I mean it's great but at the current state it seems better suited for tasks where an explicit formula exists (though not known) and the goal is to predict it on unknown points (and be able to interpret the formula as a side effect). Deep learning tasks are more of a statistical nature (think models with a cross entropy loss - it's statistically predicting the frequency of different choices of the class/next token), it requires a specialized training procedure and it is designed to fit 100% rather than somewhat close (think linear algebra - it won't be good at it). It would very likely take a radically different idea to apply it to deep learning tasks. The recently updated "Author's note" also mentions this: "KANs are designed for applications where one cares about high accuracy and/or interpretability."

It's great but let's be patient before we see this improve LLM accuracy or be used elsewhere.

nico|1 year ago

Looks super interesting

I wonder how many more new architectures are going to be found in the next few years

ComplexSystems|1 year ago

Very interesting! Could existing MLP-style neural networks be put into this form?

nu91|1 year ago

I am curious to know if this type of network can help with causal inference.

esafak|1 year ago

They help with interpretability, which is a step brother. See for example "From Shapley Values to Generalized Additive Models and back" https://arxiv.org/abs/2209.04012

fermisea|1 year ago

They definitely do, I'm planning to release a new package to do that in a couple weeks

brrrrrm|1 year ago

doesn't KA representation require continuous univariate functions? do B-splines actually cover the space of all continuous functions? wouldn't... MLPs be better for the learnable activation functions?

hansvm|1 year ago

The paper [0] is pretty good for handling questions like those.

> doesn't KA representation require continuous univariate functions?

All multivariate continuous functions (on a bounded domain) can be represented as compositions of addition and univariate continuous functions. Much like an MLP, you can also approximate discontinuous functions well on most of the domain (learning a nearby continuous function instead).

> do B-splines actually cover the space of all continuous functions

Much like an MLP, you can hit your favorite accuracy bound with more control points.

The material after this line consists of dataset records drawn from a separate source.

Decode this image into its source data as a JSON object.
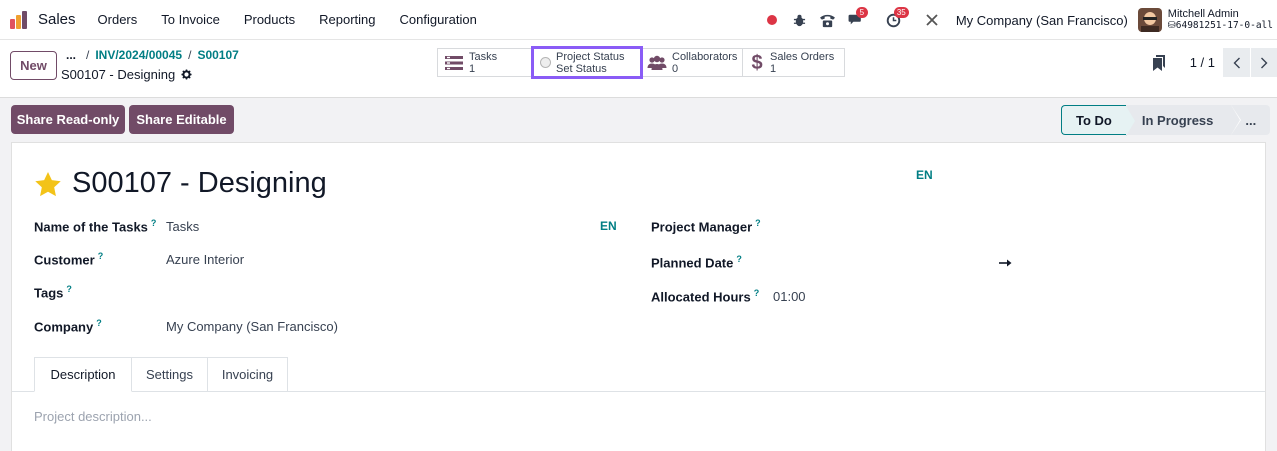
{
  "navbar": {
    "app_name": "Sales",
    "menu": [
      "Orders",
      "To Invoice",
      "Products",
      "Reporting",
      "Configuration"
    ],
    "messages_badge": "5",
    "activities_badge": "35",
    "company": "My Company (San Francisco)",
    "user_name": "Mitchell Admin",
    "database": "64981251-17-0-all",
    "colors": {
      "status_dot": "#dc3545",
      "badge": "#dc3545"
    }
  },
  "control_panel": {
    "new_label": "New",
    "breadcrumb": {
      "dots": "...",
      "items": [
        "INV/2024/00045",
        "S00107"
      ],
      "separator": "/"
    },
    "record_title": "S00107 - Designing",
    "stat_buttons": [
      {
        "icon": "tasks-icon",
        "label": "Tasks",
        "value": "1"
      },
      {
        "icon": "radio-icon",
        "label": "Project Status",
        "value": "Set Status"
      },
      {
        "icon": "users-icon",
        "label": "Collaborators",
        "value": "0"
      },
      {
        "icon": "dollar-icon",
        "label": "Sales Orders",
        "value": "1"
      }
    ],
    "pager": "1 / 1"
  },
  "status_row": {
    "share_readonly": "Share Read-only",
    "share_editable": "Share Editable",
    "stages": [
      "To Do",
      "In Progress",
      "..."
    ],
    "active_stage": "To Do"
  },
  "form": {
    "title": "S00107 - Designing",
    "title_lang": "EN",
    "left_fields": [
      {
        "label": "Name of the Tasks",
        "help": "?",
        "value": "Tasks",
        "lang": "EN"
      },
      {
        "label": "Customer",
        "help": "?",
        "value": "Azure Interior"
      },
      {
        "label": "Tags",
        "help": "?",
        "value": ""
      },
      {
        "label": "Company",
        "help": "?",
        "value": "My Company (San Francisco)"
      }
    ],
    "right_fields": [
      {
        "label": "Project Manager",
        "help": "?",
        "value": ""
      },
      {
        "label": "Planned Date",
        "help": "?",
        "value": ""
      },
      {
        "label": "Allocated Hours",
        "help": "?",
        "value": "01:00"
      }
    ],
    "tabs": [
      "Description",
      "Settings",
      "Invoicing"
    ],
    "active_tab": "Description",
    "description_placeholder": "Project description..."
  },
  "colors": {
    "primary": "#714b67",
    "link": "#017e84",
    "highlight": "#8a5cf6",
    "star": "#f3c318"
  }
}
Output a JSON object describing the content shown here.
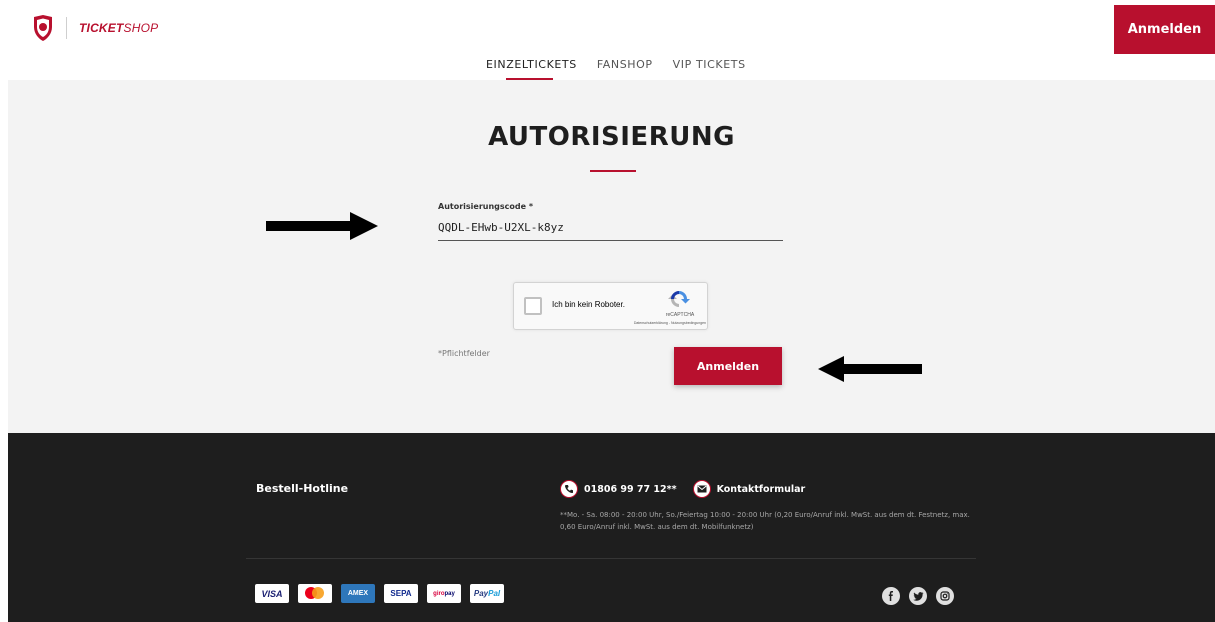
{
  "header": {
    "logo_text_bold": "TICKET",
    "logo_text_light": "SHOP",
    "login_button": "Anmelden",
    "nav": [
      {
        "label": "EINZELTICKETS",
        "active": true
      },
      {
        "label": "FANSHOP",
        "active": false
      },
      {
        "label": "VIP TICKETS",
        "active": false
      }
    ]
  },
  "main": {
    "title": "AUTORISIERUNG",
    "auth_field": {
      "label": "Autorisierungscode *",
      "value": "QQDL-EHwb-U2XL-k8yz"
    },
    "captcha": {
      "label": "Ich bin kein Roboter.",
      "brand": "reCAPTCHA",
      "links": "Datenschutzerklärung - Nutzungsbedingungen"
    },
    "required_note": "*Pflichtfelder",
    "submit_label": "Anmelden"
  },
  "footer": {
    "hotline_title": "Bestell-Hotline",
    "phone": "01806 99 77 12**",
    "contact_label": "Kontaktformular",
    "hours_note": "**Mo. - Sa. 08:00 - 20:00 Uhr, So./Feiertag 10:00 - 20:00 Uhr (0,20 Euro/Anruf inkl. MwSt. aus dem dt. Festnetz, max. 0,60 Euro/Anruf inkl. MwSt. aus dem dt. Mobilfunknetz)",
    "payments": {
      "visa": "VISA",
      "amex": "AMEX",
      "sepa": "SEPA",
      "giro_a": "giro",
      "giro_b": "pay",
      "paypal_a": "Pay",
      "paypal_b": "Pal"
    },
    "social_icons": [
      "facebook-icon",
      "twitter-icon",
      "instagram-icon"
    ]
  },
  "colors": {
    "accent": "#b8102e",
    "footer_bg": "#1e1e1e",
    "main_bg": "#f3f3f3"
  }
}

> wouldn't... MLPs be better for the learnable activation functions

Perhaps. A B-spline is comparatively very fast to compute. Also, local training examples have global impacts on an MLP's weights. That's good and bad. One property you would expect while training a KAN in limited data regimes is that some control points are never updated, leading to poor generalization due to something like a phase shift as you cross over control points (I think the entropy-based regularizer they have in the paper probably solves that, but YMMV). The positive side of that coin is that you neatly side-step catastrophic forgetting.

[0] https://arxiv.org/abs/2404.19756

arianvanp|1 year ago

This really reminds me of petrinets but an analog version? But instead of places and discrete tokens we have activation functions and signals. You can only trigger a transition if an activation function (place) has the right signal (tokens).

keynesyoudigit|1 year ago

Eli5: why aren't these more popular and broadly used?

OisinMoran|1 year ago

Because they have just been invented!

yza|1 year ago

Bayesian KANs, KAN Transformers and KAN VAE's in 3.2...

WithinReason|1 year ago

Looks very interesting, but my guess would be that this would run into the problem of exploding/vanishing gradients at larger depths, just like TanH or sigmoid networks do.